Since then, thousands of Iranian citizens, with a special role for women, have taken to the streets to challenge the regime and protest its religious imposition. So far, about 80 people have lost their lives as a result of the repression of the Shia regime, led by the cleric Ali Khamenei, the supreme leader of the Islamic Republic. Several personalities, such as members of the national football team, have shown solidarity with the women.
Since the return of the Taliban to power in August 2021, there have been several sporadic demonstrations by women in the capital and other cities of the country despite the ban, either due to job loss or to claim the right to work. . Some of them were forcefully repressed and activists who had called for demonstrations were arrested by the Taliban.
After 20 years of war and the withdrawal of the US military from Afghanistan, the country’s new leadership imposed very strict rules on women, especially in public life, and ordered them to wear a full veil in public, preferably the burqa.
They also decreed the segregation of men and women in public parks in Kabul and closed secondary schools for girls in most provinces.

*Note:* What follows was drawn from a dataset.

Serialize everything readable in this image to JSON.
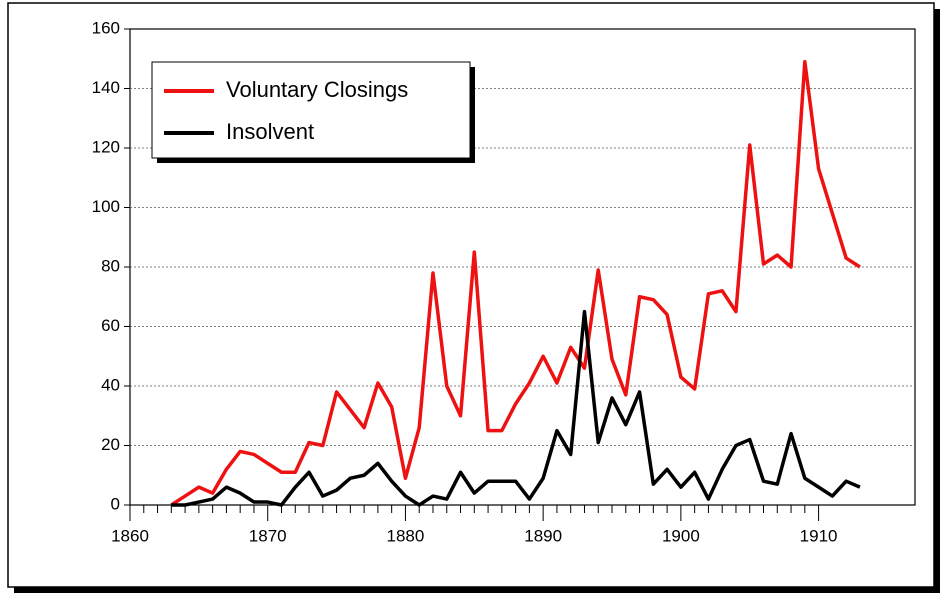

The dreaded ministry for the propagation of virtue and the prevention of vice replaced that of women’s affairs.
On Tuesday, a UN report denounced these “serious restrictions” imposed on women’s rights, especially with regard to secondary education, and called on the Taliban to “immediately” withdraw this measure.
The lifting of these restrictions is an essential condition for official recognition of the Taliban government, the international community reiterates. So far, no country has done that.